During the summer of 2013, we stayed two nights at Lawn Lake in Rocky Mountain National Park. The backcountry sites were great, but they were a good distance from Lawn Lake, our water source. We had limited means for transporting water and so instead of making countless trips to the lake, we moved our kitchen closer to the lake for the evening meals. We still had to make many short trips to the lake to fill our small containers for cooking and water for clean-up.

As we sat on the broad shore of the lake, Amy suggested that we get a "bucket" that she had seen at REI to help with the water storage. Hmm ... I wasn't sure.

We first shopped for the bucket in Estes Park, but did not have any luck. The bucket did however make it on the shopping list and on our next visit to town, Boulder, we stopped at the REI. They stocked the Sea to Summit Folding Bucket - 10 Liters and also the 20 Liters version. I was still skeptical, but Amy thought it would really make water collection much easier.

Well, Amy was right, the bucket was a worthy investment. In fact so much so, that by the end of the summer, we had two buckets!

A few Folding Bucket notes ...

The bucket weighs 2.7 ounces on our scales (or listed as 2.8 ounces at REI). We did not include the small storage case in the weight.

8.5 liters is probably the most water the bucket could contain and be carried anywhere. 10 liters is to the lip.

One 10 liter bucket weighed more than two of the 2.1L Platypus bottles (1.3 oz each). Of course 10 liters (though realistically 8.5L) is more than 4.2 liters.

The bucket is made of a plastic coated nylon. It is a very interesting material. It seems as if it would make a great tent floor, especially on a car camping tent.

The bucket folds to a relatively compact size.

To aid in pouring, the bucket has a small handle near the bottom.

We carried the bucket to the water source, filled it, and returned to camp.

Water running over a lip was the easiest source for filling the bucket. The rim of the bucket is flexible and tends to close when dipping it. We filled the bucket in stages. On the first dip we would fill it partially, the water in the bucket would help hold the bucket open for the next dip, and so on. Filling the bucket with the three dip method, still only took seconds.

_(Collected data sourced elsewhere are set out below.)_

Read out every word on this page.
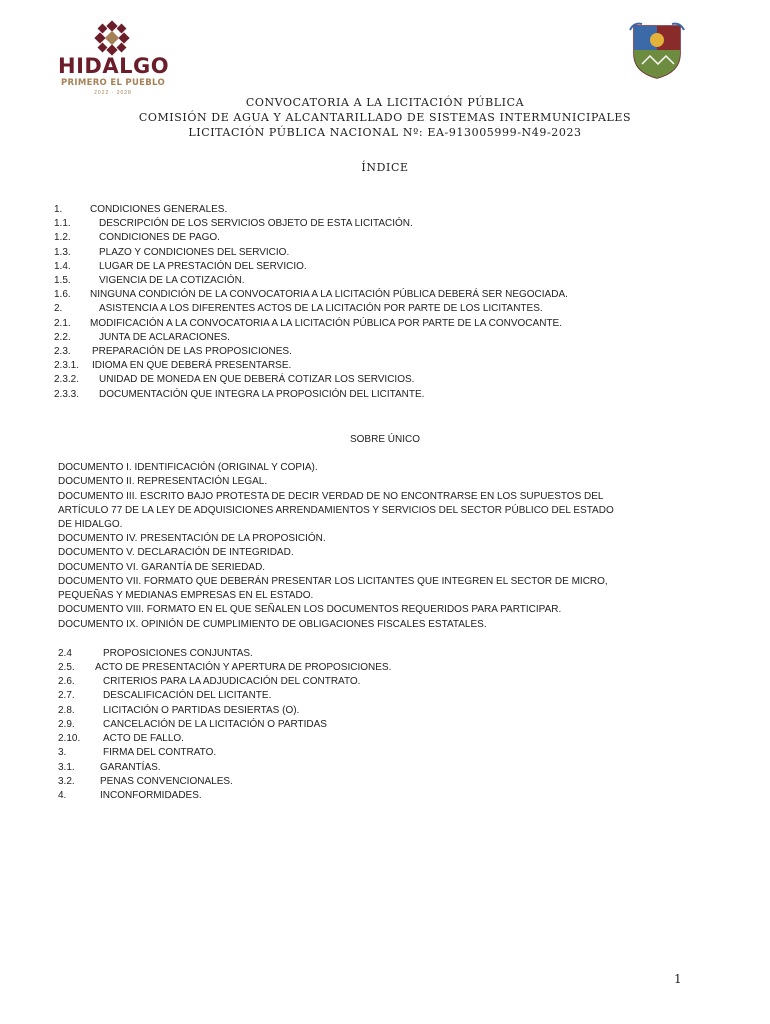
HIDALGO
PRIMERO EL PUEBLO
2022 · 2028
CONVOCATORIA A LA LICITACIÓN PÚBLICA
COMISIÓN DE AGUA Y ALCANTARILLADO DE SISTEMAS INTERMUNICIPALES
LICITACIÓN PÚBLICA NACIONAL Nº: EA-913005999-N49-2023
ÍNDICE
1.	CONDICIONES GENERALES.
1.1.	DESCRIPCIÓN DE LOS SERVICIOS OBJETO DE ESTA LICITACIÓN.
1.2.	CONDICIONES DE PAGO.
1.3.	PLAZO Y CONDICIONES DEL SERVICIO.
1.4.	LUGAR DE LA PRESTACIÓN DEL SERVICIO.
1.5.	VIGENCIA DE LA COTIZACIÓN.
1.6. NINGUNA CONDICIÓN DE LA CONVOCATORIA A LA LICITACIÓN PÚBLICA DEBERÁ SER NEGOCIADA.
2.	ASISTENCIA A LOS DIFERENTES ACTOS DE LA LICITACIÓN POR PARTE DE LOS LICITANTES.
2.1. MODIFICACIÓN A LA CONVOCATORIA A LA LICITACIÓN PÚBLICA POR PARTE DE LA CONVOCANTE.
2.2.	JUNTA DE ACLARACIONES.
2.3. PREPARACIÓN DE LAS PROPOSICIONES.
2.3.1. IDIOMA EN QUE DEBERÁ PRESENTARSE.
2.3.2. UNIDAD DE MONEDA EN QUE DEBERÁ COTIZAR LOS SERVICIOS.
2.3.3. DOCUMENTACIÓN QUE INTEGRA LA PROPOSICIÓN DEL LICITANTE.
SOBRE ÚNICO
DOCUMENTO I. IDENTIFICACIÓN (ORIGINAL Y COPIA).
DOCUMENTO II. REPRESENTACIÓN LEGAL.
DOCUMENTO III. ESCRITO BAJO PROTESTA DE DECIR VERDAD DE NO ENCONTRARSE EN LOS SUPUESTOS DEL
ARTÍCULO 77 DE LA LEY DE ADQUISICIONES ARRENDAMIENTOS Y SERVICIOS DEL SECTOR PÚBLICO DEL ESTADO
DE HIDALGO.
DOCUMENTO IV. PRESENTACIÓN DE LA PROPOSICIÓN.
DOCUMENTO V. DECLARACIÓN DE INTEGRIDAD.
DOCUMENTO VI. GARANTÍA DE SERIEDAD.
DOCUMENTO VII. FORMATO QUE DEBERÁN PRESENTAR LOS LICITANTES QUE INTEGREN EL SECTOR DE MICRO,
PEQUEÑAS Y MEDIANAS EMPRESAS EN EL ESTADO.
DOCUMENTO VIII. FORMATO EN EL QUE SEÑALEN LOS DOCUMENTOS REQUERIDOS PARA PARTICIPAR.
DOCUMENTO IX. OPINIÓN DE CUMPLIMIENTO DE OBLIGACIONES FISCALES ESTATALES.
2.4	PROPOSICIONES CONJUNTAS.
2.5. ACTO DE PRESENTACIÓN Y APERTURA DE PROPOSICIONES.
2.6.	CRITERIOS PARA LA ADJUDICACIÓN DEL CONTRATO.
2.7.	DESCALIFICACIÓN DEL LICITANTE.
2.8.	LICITACIÓN O PARTIDAS DESIERTAS (O).
2.9.	CANCELACIÓN DE LA LICITACIÓN O PARTIDAS
2.10. ACTO DE FALLO.
3.	FIRMA DEL CONTRATO.
3.1.	GARANTÍAS.
3.2.	PENAS CONVENCIONALES.
4.	INCONFORMIDADES.
1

Small cord provides tension on the handles

Returning to camp with a full bucket of water we placed it on a relatively flat spot. If the bucket was over half full, it had a tendency to collapse after standing untouched for some time. To solve the collapsing problem, we rigged the handle so that it had upward tension. A string tied above the bucket works well, but we also used a stick through the handle. The trick is to provide a bit of tension on the handles.

The bucket could also be hoisted to hang free, but we never tried it.

Once in camp, we filled our cooking pot with the water from the bucket. We did not need to filter the water we were planning on boiling. For our drinking water, we filtered the water from the bucket while sitting in camp.

We never stored the bucket in the provided small container.

We did use the container to store our dish cleaning supplies (scrubber, scrapper, scent free biodegradable soap, etc). These supplies were used while car camping.

We eventually bought a second bucket. One was used for collecting water to treat (dirty water) and the other was used for clean water or to fill from a water spigot.

Downed limb rigged to provide tension on the handle

Amy was right, the bucket was a nice addition to our camp kitchen. We used it in the backcountry and around the campgrounds.